According to data released by the Hellenic Statistical Authority (the statistics service of Greece), consumer prices fell 2.9% on an annual basis compared to the year before.
The harmonised index of consumer prices (HICP) showed that the prices in Greece fell 2.9% year on year in November following a 1.9% drop in October.
A blend of deep wage cuts, recession and austerity have pulled prices down in the eurozone's most troubled economy.
Meanwhile, inflation in the 17 eurozone countries rose to 0.9% from 0.7% in October.
Concerns about deflation have also gripped members of the eurozone's governing council at the European Central Bank.

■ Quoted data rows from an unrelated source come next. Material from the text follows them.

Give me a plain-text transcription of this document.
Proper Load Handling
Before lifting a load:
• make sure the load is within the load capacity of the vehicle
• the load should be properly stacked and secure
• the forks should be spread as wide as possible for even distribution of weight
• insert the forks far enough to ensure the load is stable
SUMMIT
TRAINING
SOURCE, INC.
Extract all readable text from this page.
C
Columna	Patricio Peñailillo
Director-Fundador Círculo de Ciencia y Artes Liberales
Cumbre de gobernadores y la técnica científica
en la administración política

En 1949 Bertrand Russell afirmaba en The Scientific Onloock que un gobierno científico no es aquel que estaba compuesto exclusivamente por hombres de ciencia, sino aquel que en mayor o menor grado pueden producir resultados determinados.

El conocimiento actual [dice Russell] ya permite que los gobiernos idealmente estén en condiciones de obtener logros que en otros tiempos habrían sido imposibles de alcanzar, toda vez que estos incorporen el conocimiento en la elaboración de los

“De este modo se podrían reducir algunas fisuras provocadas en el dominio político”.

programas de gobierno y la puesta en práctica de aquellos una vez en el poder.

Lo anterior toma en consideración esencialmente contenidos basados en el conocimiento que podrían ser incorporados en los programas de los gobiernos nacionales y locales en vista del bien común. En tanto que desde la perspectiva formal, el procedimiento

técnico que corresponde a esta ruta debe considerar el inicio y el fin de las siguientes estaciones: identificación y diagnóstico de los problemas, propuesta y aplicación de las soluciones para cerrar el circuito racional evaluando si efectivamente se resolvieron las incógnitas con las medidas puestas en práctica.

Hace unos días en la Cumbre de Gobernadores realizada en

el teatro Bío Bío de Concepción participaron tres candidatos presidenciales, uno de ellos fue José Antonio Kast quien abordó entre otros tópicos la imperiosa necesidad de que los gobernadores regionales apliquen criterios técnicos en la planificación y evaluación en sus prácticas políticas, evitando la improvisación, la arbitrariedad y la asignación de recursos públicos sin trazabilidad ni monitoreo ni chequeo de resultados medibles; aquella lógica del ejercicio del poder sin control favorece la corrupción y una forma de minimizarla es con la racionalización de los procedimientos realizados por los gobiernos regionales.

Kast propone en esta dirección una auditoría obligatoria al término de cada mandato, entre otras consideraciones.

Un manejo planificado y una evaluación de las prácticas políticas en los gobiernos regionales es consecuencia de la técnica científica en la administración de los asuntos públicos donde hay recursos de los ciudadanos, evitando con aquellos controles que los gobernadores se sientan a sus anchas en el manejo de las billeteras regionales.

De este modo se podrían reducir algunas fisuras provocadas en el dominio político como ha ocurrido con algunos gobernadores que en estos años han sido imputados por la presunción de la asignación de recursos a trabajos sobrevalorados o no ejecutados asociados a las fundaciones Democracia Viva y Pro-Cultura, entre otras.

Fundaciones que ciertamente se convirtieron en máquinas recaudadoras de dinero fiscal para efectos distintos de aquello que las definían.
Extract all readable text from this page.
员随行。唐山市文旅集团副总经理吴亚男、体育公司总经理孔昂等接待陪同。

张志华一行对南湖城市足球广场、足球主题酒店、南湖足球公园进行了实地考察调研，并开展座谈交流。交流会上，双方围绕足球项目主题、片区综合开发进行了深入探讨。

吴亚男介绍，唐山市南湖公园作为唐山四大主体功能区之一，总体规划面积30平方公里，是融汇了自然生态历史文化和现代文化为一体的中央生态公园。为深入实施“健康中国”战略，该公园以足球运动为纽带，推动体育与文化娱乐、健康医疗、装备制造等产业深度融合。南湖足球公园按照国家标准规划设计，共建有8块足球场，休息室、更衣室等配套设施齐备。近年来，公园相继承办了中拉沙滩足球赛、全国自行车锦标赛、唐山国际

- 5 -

A number of senior members of the central bank have said that the danger for the eurozone is not a period of chronic inflation, but deflation due to falling prices and demand.
The ECB has tried to fight deflation through low interest rates and two massive injections of liquidity into the eurozone's financial system, via cheap three-year loans to European banks.
These are known as long-term refinancing operations (LTROs) and public statements from ECB officials have indicated that these and other emergency measures were necessary steps to halt the collapse of demand in the eurozone.
In October, Benoit Cœuré, a member of the ECB executive board claimed the introduction of the Outright Monetary Transaction programme had played a key role in preventing the financial fragmentation of the eurozone.
He also praised the unconventional measures taken by the ECB to cushion the effects of Europe's sovereign debt crisis, including low interest rates and "the unlimited provision of liquidity to banks".
Similarly, Ewald Nowotny, a member of the governing council, gave assurances that liquidity will not be a problem for members of the eurozone when the first repayments of cheap loans from the LTROs will be due late in 2014.